Russ Allbery wrote:
> This is more of a high-level design intuition that stems from some basic
> architectural principles, such as "dpkg should be the authority for what
> Debian installs on the file system so that it can ensure global
> consistency."
> 
> But to give you a concrete answer, here are the sorts of things that come
> to mind even after this transition is complete in Debian:
> 
> * Old packages that still use aliased paths installed on current systems.
> * Locally-built packages with /bin paths in data.tar.gz.
> * Weird local symlinks to move files around in the file system.
> * Some unforseen future transition where we want to merge two directories.

Indeed. In the history of Debian, we've had
- The /usr/doc -> /usr/share/doc transition
- The /usr merge
- Various package-specific transitions from an old directory to a new,
  where it'd be convenient for the package to install a transitional
  symlink rather than support both paths internally
- Local sysadmins who might want to move something to a different
  directory (whether for space constraints or local package
  organization) and have dpkg actually understand what they're doing
- In the future, I wouldn't be surprised if someone *attempts* to merge
  /usr/sbin -> /usr/bin one day.

It'd be incredible if those were as simple as building and installing a
package that installs a symlink in its data.tar where other packages
install a directory. (And possibly including some metadata that says
"yes, I really do mean to install a symlink redirect for a directory,
this isn't just a file conflict mistake".)

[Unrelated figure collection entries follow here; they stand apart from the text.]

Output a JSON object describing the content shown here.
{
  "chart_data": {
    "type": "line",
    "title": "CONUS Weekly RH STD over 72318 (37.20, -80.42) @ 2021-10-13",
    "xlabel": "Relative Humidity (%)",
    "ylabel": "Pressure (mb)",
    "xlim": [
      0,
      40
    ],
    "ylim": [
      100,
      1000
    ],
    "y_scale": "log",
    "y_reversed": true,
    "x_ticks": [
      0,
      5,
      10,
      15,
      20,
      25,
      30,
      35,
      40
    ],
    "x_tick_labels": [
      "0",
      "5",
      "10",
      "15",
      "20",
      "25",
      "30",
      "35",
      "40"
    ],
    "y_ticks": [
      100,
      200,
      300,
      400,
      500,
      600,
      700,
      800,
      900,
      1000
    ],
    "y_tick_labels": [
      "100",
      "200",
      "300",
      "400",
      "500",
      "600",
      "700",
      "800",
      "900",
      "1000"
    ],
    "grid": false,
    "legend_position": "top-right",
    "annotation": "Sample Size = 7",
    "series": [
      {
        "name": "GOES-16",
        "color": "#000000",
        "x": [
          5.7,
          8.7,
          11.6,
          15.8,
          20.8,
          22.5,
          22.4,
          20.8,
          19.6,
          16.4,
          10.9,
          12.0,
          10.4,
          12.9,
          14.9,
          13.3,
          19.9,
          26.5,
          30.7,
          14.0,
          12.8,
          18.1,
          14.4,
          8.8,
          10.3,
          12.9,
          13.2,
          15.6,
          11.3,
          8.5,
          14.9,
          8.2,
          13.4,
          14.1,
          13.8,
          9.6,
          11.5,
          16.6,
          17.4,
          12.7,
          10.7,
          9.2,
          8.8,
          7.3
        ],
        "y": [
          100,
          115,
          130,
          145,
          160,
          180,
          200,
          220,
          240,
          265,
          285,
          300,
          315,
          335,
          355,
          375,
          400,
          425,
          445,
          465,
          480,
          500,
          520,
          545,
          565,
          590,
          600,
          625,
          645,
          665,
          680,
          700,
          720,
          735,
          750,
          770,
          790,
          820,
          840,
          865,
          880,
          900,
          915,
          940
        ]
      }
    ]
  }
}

> I think we have an entire project full of people with expert skills,
> including some truly impressive C programmers, and I find our inability to
> muster those resources to improve *the* foundational program on which the
> work of the entire distribution rests on, in a way that meets a very high
> quality bar and is sustainable for the project, to be disappointing.  I'm
> not assigning blame; I'm simply saying that it makes me sad that the
> assumption is that only Guillem alone is able to work on this project and
> therefore its success is constrained by his available time.

I agree with you that this is disappointing.

> I have some concerns that Guillem is trying to boil the ocean and he's
> missing some viable incremental approach, but this is only a vague concern
> and I absolutely do not have the expertise in dpkg to argue that case.
> Clearly Guillem has convinced himself that it is the correct approach and
> he is an expert in this area, so he is probably correct and I am probably
> wrong.

I think this paragraph very much captures why a project with many expert
developers in a variety of different areas believes (whether correctly
or incorrectly) that their help would not be welcomed. (And to be clear,
I really do mean "correctly or incorrectly" here; please don't take this
as presupposing the answer to that question.)

dpkg is trying to solve an *incredibly* complex problem, with very
demanding constraints, and decades of historical expectations and
compatibility requirements, in addition to added constraints from
possible maintainer preferences and tastes. And as a project, we have
not solved the problem of either documenting or simplifying enough of
those to the point of inviting contribution.